OutOfResources: out of resource: shared memory,
Required: 147456, Hardware limit: 101376

EAGLE’s speculative batching triggers Triton kernel configurations that exceed GB10’s 101KB shared memory limit. Without tuned configs, the server doesn’t even start.

Full A/B/C Comparison (GLM-4.7-FP8, 4-node TP=4)

Scenario MoE Configs EAGLE Result
A ✅ Optimized ❌ Off 16.77 tok/s
B ❌ Default ❌ Off 15.77 tok/s (-6.3%)
C ❌ Default ✅ On 💥 OutOfResources crash
Production ✅ Optimized ✅ On 20-27 tok/s

What This Means

The tuned MoE configs aren’t just a performance optimization — they enable EAGLE speculative decoding entirely on GB10. Without them:

  • EAGLE off: you get ~15.8 tok/s (fallback kernels work but are slower)
  • EAGLE on: server crashes at startup

With them:

  • EAGLE off: 16.77 tok/s (+6.3% from better kernel tiling)
  • EAGLE on: 20-27 tok/s (full speculative decoding)

That’s a ~70% throughput gap between default configs and optimized + EAGLE.

The configs and Docker image are in the GitHub repo. If you’re running any MoE model on DGX Spark with SGLang, I’d strongly recommend tuning your MoE kernels before enabling speculative decoding.

awesome work, many thanks for posting it, will check it out.

Impressive work as always. At this point, if NVIDIA launched a “DGX Spark Software Fitness Bounty Program,” you could practically retire. 🏖️

Thanks! Though at this rate, NVIDIA owes me more in workaround hours than the Spark itself costs.

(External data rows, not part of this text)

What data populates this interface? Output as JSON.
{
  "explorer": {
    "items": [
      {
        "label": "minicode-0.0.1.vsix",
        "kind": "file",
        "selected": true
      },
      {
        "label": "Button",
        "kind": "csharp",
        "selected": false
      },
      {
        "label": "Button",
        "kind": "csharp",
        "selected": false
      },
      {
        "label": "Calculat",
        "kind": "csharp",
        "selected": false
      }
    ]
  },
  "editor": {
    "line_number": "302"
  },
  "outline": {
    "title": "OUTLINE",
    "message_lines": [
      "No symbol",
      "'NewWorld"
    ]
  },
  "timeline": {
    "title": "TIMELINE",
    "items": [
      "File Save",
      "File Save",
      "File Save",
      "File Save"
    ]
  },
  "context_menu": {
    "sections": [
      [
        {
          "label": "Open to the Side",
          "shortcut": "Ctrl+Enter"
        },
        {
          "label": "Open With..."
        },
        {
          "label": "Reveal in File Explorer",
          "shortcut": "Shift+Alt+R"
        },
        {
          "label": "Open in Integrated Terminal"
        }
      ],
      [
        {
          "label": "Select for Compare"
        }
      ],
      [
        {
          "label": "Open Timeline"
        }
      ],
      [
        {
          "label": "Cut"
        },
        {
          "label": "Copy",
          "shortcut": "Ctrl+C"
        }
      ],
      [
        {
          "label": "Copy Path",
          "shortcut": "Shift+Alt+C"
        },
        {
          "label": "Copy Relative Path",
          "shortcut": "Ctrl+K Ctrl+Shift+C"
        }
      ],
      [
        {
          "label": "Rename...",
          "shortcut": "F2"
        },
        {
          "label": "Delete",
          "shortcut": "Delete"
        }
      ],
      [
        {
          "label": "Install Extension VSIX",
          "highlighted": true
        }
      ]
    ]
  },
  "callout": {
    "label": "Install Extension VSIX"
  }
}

Maybe the bounty should be retroactive. 😄

Looks like these tuned triton configs should be compatible with vLLM as well, have you tried it?

I haven’t tried it yet but I’m very curious.

Since it is using the same Triton kernels package, should be possible. I’ll test it when I have time. The only thing is that standard Triton for vLLM is 3.5.1 now, but 3.5.0 config should work, I guess?

Also, there is an approved PR that would upgrade vLLM to torch 2.10 and triton 3.6.0 officially, so not sure how that would change things. The PR is currently failing CI checks, but I can expect it to merge any time now.

Th PR has been merged

That’s good news! Ok, i will try as soon as possbile.